Жизнь Пришвина – пример того, как человек отрешился от всего наносного, навязанного ему средой и начал жить только "по велению сердца". В таком образе жизни заключается величайший здравый смысл. Человек, живущий "по сердцу", в согласии со своим внутренним миром, – всегда созидатель, обогатитель и художник.

Неизвестно, что сделал бы в своей жизни Пришвин, если бы он остался агрономом (это была его первая профессия). Во всяком случае, он вряд бы открыл миллионам людей русскую природу как мир тончайшей и светлой поэзии. Просто на это у него не хватило бы времени. Природа требует пристального глаза и непрерывной внутренней работы по созданию в душе писателя как бы "второго мира" этой природы, обогащающего нас мыслями и облагораживающего нас увиденной художником ее красотой.

Если внимательно прочесть все написанное Пришвиным, то остается убеждение, что он не успел рассказать нам и сотой доли того, что он превосходно видел и знал.

Для таких мастеров, как Пришвин, мало одной жизни, – для тех мастеров, что могут написать целую поэму о каждом слетающем с дерева осеннем листе. А этих листьев падает множество. Сколько же листьев упало, унося с собой невысказанные мысли писателя – те мысли, о каких Пришвин говорил, что они падают, как листья, без всяких усилий!

Пришвин происходил из старинного русского города Ельца. Из этих же мест вышел и Бунин, точно так же, как и Пришвин, умевший наполнять природу окраской человеческих дум и настроений.

Чем это объяснить? Очевидно, тем, что природа восточной части Орловщины, природа вокруг Ельца, – очень русская, очень простая и небогатая. И вот в этом ее свойстве, даже в некоторой ее суровости, и лежит разгадка писательской зоркости Пришвина. На простоте яснее выступают качества земли, острее делается взгляд и собраннее мысль.

Простота говорит сердцу сильнее, чем блеск, множество красок, бенгальский огонь закатов, кипение звездного неба и лакированная растительность тропиков, напоминающая мощные водопады, целые Ниагары листьев и цветов.

О Пришвине писать трудно. Его нужно выписывать для себя в заветные тетрадки, перечитывать, открывая новые ценности в каждой строке, уходя в его книги, как мы уходим по едва заметным тропинкам в дремучий лес с его разговором ключей и благоуханием трав, – погружаясь в разнообразные мысли и состояния, свойственные этому чистому разумом и сердцем человеку.
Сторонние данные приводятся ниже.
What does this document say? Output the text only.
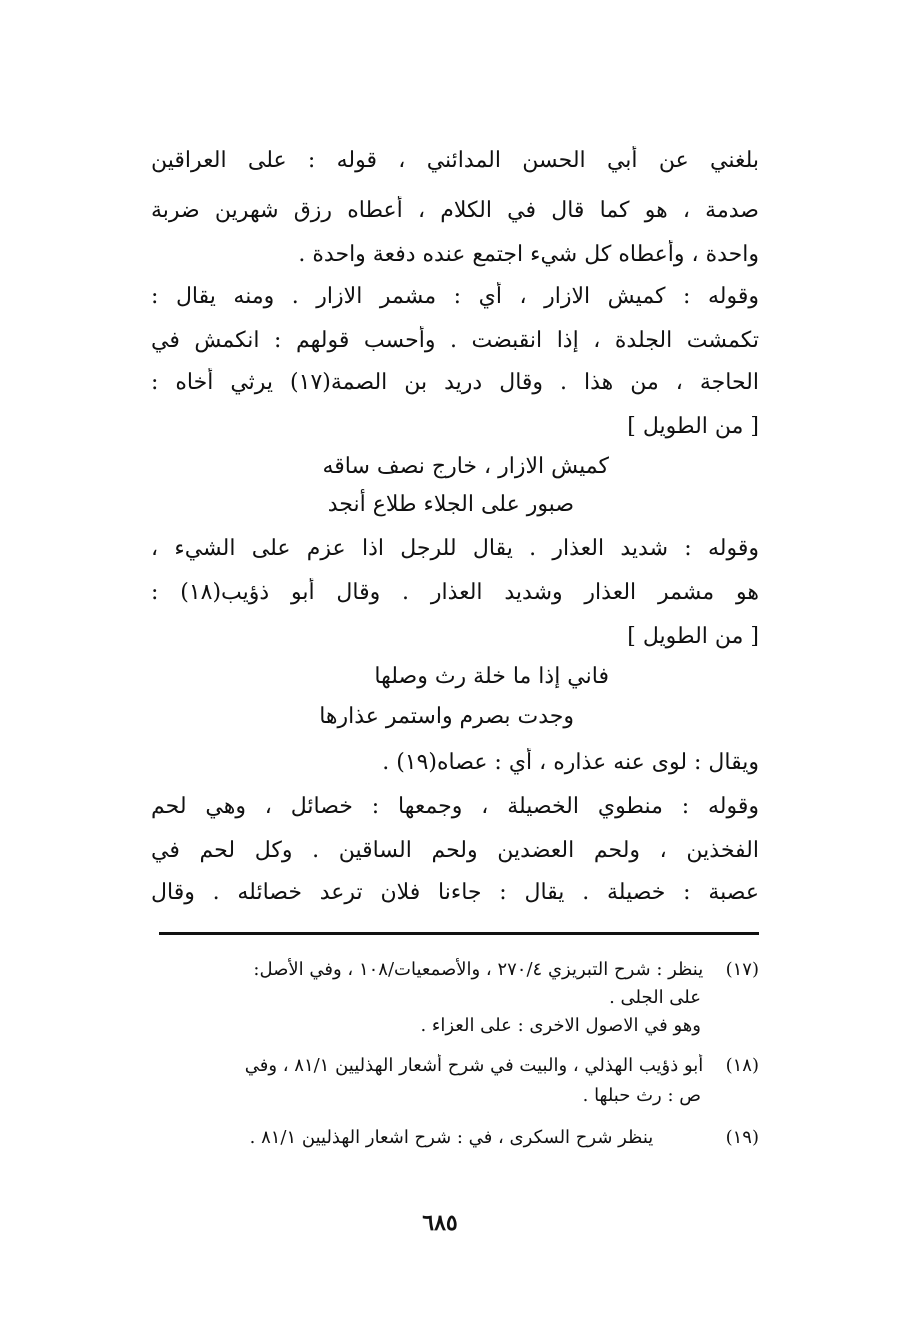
بلغني عن أبي الحسن المدائني ، قوله : على العراقين
صدمة ، هو كما قال في الكلام ، أعطاه رزق شهرين ضربة
واحدة ، وأعطاه كل شيء اجتمع عنده دفعة واحدة .
وقوله : كميش الازار ، أي : مشمر الازار . ومنه يقال :
تكمشت الجلدة ، إذا انقبضت . وأحسب قولهم : انكمش في
الحاجة ، من هذا . وقال دريد بن الصمة(١٧) يرثي أخاه :
[ من الطويل ]
كميش الازار ، خارج نصف ساقه
صبور على الجلاء طلاع أنجد
وقوله : شديد العذار . يقال للرجل اذا عزم على الشيء ،
هو مشمر العذار وشديد العذار . وقال أبو ذؤيب(١٨) :
[ من الطويل ]
فاني إذا ما خلة رث وصلها
وجدت بصرم واستمر عذارها
ويقال : لوى عنه عذاره ، أي : عصاه(١٩) .
وقوله : منطوي الخصيلة ، وجمعها : خصائل ، وهي لحم
الفخذين ، ولحم العضدين ولحم الساقين . وكل لحم في
عصبة : خصيلة . يقال : جاءنا فلان ترعد خصائله . وقال
(١٧) ينظر : شرح التبريزي ٢٧٠/٤ ، والأصمعيات/١٠٨ ، وفي الأصل:
على الجلى .
وهو في الاصول الاخرى : على العزاء .
(١٨) أبو ذؤيب الهذلي ، والبيت في شرح أشعار الهذليين ٨١/١ ، وفي
ص : رث حبلها .
(١٩) ينظر شرح السكرى ، في : شرح اشعار الهذليين ٨١/١ .
٦٨٥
Пришвин думал о себе как о поэте, "распятом на кресте прозы". Но он ошибался. Его проза гораздо сильнее наполнена соком поэзии, чем многие стихи и поэмы.

Книги Пришвина, говоря его же словами, – это "бесконечная радость постоянных открытий".

Несколько раз я слышал от людей, только что отложивших прочитанную пришвинскую книгу, одни и те же слова: "Это настоящее колдовство!"

Из дальнейшего разговора выяснялось, что под этими словами люди понимали трудно объяснимое, но явное, присущее только Пришвину очарование.

В чем его тайна? В чем секрет этих книг? Слова "колдовство", "волшебность" относятся обыкновенно к сказкам.